Edit: With keras.layers.Lambda I can define an own layer creating triplets with input (batch_size, height, width, 3) and output (batch_size, 3, height, width, 3), but I also need access to the id's somewhere. Is this possible within the layer?
This release of PyTorch seems provide the PackedSequence for variable lengths of input for recurrent neural network. However, I found it's a bit hard to use it correctly.
Using pad_packed_sequence to recover an output of a RNN layer which were fed by pack_padded_sequence, we got a T x B x N tensor outputs where T is the max time steps, B is the batch size and N is the hidden size. I found that for short sequences in the batch, the subsequent output will be all zeros.
Here are my questions.
For a single output task where the one would need the last output of all the sequences, simple outputs[-1] will give a wrong result since this tensor contains lots of zeros for short sequences. One will need to construct indices by sequence lengths to fetch the individual last output for all the sequences. Is there more simple way to do that?
For a multiple output task (e.g. seq2seq), usually one will add a linear layer N x O and reshape the batch outputs T x B x O into TB x O and compute the cross entropy loss with the true targets TB (usually integers in language model). In this situation, do these zeros in batch output matters?
Question 1 - Last Timestep
This is the code that i use to get the output of the last timestep. I don't know if there is a simpler solution. If it is, i'd like to know it. I followed this discussion and grabbed the relative code snippet for my last_timestep method. This is my forward.
class BaselineRNN(nn.Module):
def __init__(self, **kwargs):
...
def last_timestep(self, unpacked, lengths):
# Index of the last output for each sequence.
idx = (lengths - 1).view(-1, 1).expand(unpacked.size(0),
unpacked.size(2)).unsqueeze(1)
return unpacked.gather(1, idx).squeeze()
def forward(self, x, lengths):
embs = self.embedding(x)
# pack the batch
packed = pack_padded_sequence(embs, list(lengths.data),
batch_first=True)
out_packed, (h, c) = self.rnn(packed)
out_unpacked, _ = pad_packed_sequence(out_packed, batch_first=True)
# get the outputs from the last *non-masked* timestep for each sentence
last_outputs = self.last_timestep(out_unpacked, lengths)
# project to the classes using a linear layer
logits = self.linear(last_outputs)
return logits
Question 2 - Masked Cross Entropy Loss
Yes, by default the zero padded timesteps (targets) matter. However, it is very easy to mask them. You have two options, depending on the version of PyTorch that you use.
PyTorch 0.2.0: Now pytorch supports masking directly in the CrossEntropyLoss, with the ignore_index argument. For example, in language modeling or seq2seq, where i add zero padding, i mask the zero padded words (target) simply like this:
loss_function = nn.CrossEntropyLoss(ignore_index=0)
PyTorch 0.1.12 and older: In the older versions of PyTorch, masking was not supported, so you had to implement your own workaround. I solution that i used, was masked_cross_entropy.py, by jihunchoi. You may be also interested in this discussion.
A few days ago, I found this method which uses indexing to accomplish the same task with a one-liner.
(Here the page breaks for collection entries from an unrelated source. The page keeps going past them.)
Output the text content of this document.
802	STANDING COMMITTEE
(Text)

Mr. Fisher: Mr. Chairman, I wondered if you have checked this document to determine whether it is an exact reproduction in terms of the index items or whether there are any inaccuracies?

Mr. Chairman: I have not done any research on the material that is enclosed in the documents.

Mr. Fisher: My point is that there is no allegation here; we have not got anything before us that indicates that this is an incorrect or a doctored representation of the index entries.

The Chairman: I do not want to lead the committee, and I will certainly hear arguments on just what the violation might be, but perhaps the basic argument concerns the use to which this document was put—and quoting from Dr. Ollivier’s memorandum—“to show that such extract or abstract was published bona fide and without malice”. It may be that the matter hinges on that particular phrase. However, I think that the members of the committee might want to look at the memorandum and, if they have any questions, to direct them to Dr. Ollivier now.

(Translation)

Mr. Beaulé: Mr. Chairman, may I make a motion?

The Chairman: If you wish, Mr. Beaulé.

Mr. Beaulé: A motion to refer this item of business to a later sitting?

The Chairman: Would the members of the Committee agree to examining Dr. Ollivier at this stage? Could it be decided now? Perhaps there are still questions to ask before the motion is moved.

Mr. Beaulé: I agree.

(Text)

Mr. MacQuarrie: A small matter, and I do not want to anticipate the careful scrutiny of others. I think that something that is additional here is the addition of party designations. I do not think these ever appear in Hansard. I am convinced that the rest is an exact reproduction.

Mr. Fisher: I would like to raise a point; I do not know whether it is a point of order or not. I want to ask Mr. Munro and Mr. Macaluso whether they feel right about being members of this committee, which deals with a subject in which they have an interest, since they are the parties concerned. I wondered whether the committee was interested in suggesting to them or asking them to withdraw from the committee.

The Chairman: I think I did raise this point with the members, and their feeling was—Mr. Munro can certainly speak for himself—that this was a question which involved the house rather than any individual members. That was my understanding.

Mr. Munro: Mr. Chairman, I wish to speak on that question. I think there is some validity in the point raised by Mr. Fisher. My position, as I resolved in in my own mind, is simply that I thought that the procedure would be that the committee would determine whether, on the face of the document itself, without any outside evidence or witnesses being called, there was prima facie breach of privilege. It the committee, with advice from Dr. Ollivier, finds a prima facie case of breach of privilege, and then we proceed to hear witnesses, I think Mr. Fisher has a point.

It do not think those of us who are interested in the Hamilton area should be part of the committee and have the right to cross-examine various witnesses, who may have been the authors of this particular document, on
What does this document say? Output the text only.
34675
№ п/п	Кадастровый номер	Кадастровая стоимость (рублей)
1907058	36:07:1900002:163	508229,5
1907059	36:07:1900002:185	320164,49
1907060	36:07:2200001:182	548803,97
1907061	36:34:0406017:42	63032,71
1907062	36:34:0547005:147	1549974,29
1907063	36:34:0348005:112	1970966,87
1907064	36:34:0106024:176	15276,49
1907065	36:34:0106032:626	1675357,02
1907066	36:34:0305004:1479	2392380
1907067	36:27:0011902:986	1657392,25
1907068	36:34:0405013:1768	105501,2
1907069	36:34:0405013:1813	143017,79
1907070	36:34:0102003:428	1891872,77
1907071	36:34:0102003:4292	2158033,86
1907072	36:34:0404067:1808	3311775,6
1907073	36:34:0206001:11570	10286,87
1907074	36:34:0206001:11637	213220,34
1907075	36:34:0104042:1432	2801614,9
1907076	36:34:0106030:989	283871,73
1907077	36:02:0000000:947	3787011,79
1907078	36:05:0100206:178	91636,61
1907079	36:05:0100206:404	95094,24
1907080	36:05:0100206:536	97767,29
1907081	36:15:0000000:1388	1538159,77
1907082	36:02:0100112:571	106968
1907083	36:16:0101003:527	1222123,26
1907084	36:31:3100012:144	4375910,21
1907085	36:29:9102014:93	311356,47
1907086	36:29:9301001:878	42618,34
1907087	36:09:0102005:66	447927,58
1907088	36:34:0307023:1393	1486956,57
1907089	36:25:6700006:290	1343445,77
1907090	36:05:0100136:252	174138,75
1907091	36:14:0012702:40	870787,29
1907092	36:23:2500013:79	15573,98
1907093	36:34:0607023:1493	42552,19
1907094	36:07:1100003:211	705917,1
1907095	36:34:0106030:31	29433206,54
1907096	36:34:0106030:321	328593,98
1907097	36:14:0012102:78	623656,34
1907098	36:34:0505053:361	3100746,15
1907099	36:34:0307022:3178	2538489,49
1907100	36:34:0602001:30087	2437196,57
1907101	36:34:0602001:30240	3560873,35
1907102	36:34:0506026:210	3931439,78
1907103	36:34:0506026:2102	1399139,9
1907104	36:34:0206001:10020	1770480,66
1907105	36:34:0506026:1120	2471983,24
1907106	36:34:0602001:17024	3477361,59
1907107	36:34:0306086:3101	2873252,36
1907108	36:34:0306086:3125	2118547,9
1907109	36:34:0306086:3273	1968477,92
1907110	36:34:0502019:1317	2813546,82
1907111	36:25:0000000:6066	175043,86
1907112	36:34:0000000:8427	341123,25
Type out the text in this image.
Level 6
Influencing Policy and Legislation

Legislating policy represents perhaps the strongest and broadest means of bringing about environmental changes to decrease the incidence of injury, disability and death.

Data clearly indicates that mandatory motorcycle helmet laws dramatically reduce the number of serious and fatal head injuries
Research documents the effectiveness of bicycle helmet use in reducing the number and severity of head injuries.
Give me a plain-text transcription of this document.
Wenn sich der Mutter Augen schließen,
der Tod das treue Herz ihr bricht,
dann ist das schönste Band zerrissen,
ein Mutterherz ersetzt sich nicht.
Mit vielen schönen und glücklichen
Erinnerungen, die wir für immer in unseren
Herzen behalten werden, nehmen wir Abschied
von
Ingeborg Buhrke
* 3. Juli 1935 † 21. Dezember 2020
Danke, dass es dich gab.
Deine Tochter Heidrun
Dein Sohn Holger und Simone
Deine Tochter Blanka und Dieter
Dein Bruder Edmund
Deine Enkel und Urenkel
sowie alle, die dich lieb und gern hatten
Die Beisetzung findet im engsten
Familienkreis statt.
I have my dataset batch first ([batch size, sequence length, features]), so for me:
unpacked_out = unpacked_out[np.arange(unpacked_out.shape[0]), lengths - 1, :]
where unpacked_out is the output of torch.nn.utils.rnn.pad_packed_sequence.
I have compared it with the method described here, which looks similar to the last_timestep() method Christos Baziotis is using above (also recommended here), and the results are the same in my case.